Clinical Report: Transformative Treatment Approaches for Initially Unresectable Intrahepatic Cholangiocarcinoma
Background
Intrahepatic cholangiocarcinoma (ICC) is a highly aggressive cancer with increasing incidence and poor prognosis, particularly for patients diagnosed at advanced stages. The standard first-line treatment, gemcitabine and cisplatin, has limited effectiveness.
Data Highlights
No numerical data or trial data available in the source material.
Key Findings
The patient initially presented with unresectable ICC due to extensive tumor infiltration and inadequate future liver remnant.
Conversion therapy included percutaneous portal vein embolization (PVE), surufatinib, sintilimab, and FOLFOX chemotherapy.
The patient successfully underwent radical liver resection and had a smooth recovery.

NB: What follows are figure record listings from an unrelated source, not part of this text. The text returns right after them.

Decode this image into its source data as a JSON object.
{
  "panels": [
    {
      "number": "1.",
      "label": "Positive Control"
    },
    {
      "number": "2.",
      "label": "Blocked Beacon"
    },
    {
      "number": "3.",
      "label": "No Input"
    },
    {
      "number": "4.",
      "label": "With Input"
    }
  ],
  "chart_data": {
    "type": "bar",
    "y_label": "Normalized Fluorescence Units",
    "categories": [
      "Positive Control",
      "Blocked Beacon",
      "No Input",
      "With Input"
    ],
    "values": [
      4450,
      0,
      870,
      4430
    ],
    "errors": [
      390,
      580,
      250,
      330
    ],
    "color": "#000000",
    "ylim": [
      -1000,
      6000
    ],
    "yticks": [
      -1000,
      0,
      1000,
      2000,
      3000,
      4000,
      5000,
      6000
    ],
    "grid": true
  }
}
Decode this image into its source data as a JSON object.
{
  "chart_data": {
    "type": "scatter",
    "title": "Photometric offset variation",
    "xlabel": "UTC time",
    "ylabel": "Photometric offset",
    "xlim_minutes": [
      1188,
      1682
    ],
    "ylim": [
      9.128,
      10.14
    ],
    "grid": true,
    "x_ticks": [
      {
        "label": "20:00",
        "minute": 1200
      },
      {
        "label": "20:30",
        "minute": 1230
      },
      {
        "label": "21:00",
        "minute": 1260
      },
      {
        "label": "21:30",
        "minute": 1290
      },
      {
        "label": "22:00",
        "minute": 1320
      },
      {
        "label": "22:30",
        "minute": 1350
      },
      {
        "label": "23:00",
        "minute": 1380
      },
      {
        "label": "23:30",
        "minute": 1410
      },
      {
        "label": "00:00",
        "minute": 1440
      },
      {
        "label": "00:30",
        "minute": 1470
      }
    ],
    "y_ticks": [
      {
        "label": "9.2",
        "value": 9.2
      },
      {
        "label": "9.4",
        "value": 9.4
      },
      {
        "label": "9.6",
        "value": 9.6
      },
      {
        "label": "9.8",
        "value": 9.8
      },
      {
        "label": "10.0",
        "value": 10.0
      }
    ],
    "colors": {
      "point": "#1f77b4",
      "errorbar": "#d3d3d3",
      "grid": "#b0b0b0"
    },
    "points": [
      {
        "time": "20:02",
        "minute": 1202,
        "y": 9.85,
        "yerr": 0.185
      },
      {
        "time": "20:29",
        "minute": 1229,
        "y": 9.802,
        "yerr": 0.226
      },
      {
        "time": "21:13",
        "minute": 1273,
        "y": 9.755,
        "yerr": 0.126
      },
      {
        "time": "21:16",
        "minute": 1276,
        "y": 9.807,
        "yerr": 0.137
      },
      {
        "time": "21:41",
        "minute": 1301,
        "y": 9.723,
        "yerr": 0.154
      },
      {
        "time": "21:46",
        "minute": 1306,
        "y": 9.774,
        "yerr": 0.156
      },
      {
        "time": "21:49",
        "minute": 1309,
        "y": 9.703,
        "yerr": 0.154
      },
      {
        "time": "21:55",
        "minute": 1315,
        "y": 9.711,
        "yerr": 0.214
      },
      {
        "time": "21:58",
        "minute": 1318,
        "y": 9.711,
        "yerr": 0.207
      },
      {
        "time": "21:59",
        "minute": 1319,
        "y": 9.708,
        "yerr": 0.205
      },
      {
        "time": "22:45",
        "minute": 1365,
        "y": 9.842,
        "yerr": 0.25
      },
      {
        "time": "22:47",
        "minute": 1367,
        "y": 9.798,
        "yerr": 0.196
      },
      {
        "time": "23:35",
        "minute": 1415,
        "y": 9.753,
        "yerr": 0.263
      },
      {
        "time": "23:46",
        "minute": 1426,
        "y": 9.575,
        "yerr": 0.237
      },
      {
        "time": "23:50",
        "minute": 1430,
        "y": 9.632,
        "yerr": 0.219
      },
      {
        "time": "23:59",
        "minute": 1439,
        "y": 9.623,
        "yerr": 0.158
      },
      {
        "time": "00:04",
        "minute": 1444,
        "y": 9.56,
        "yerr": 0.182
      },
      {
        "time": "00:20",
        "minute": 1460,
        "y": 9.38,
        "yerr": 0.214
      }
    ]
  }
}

At 28 months follow-up, the patient remained disease-free with no signs of recurrence.
Clinical Implications
The case illustrates the potential of multimodal conversion therapy in managing initially unresectable ICC, combining anti-tumor effectiveness with clinical practicality. This approach may serve as a model for future treatment strategies in similar patient populations.
Conclusion
The successful application of conversion therapy in this case suggests a promising direction for treating advanced ICC. Further studies are warranted to validate these findings in larger cohorts.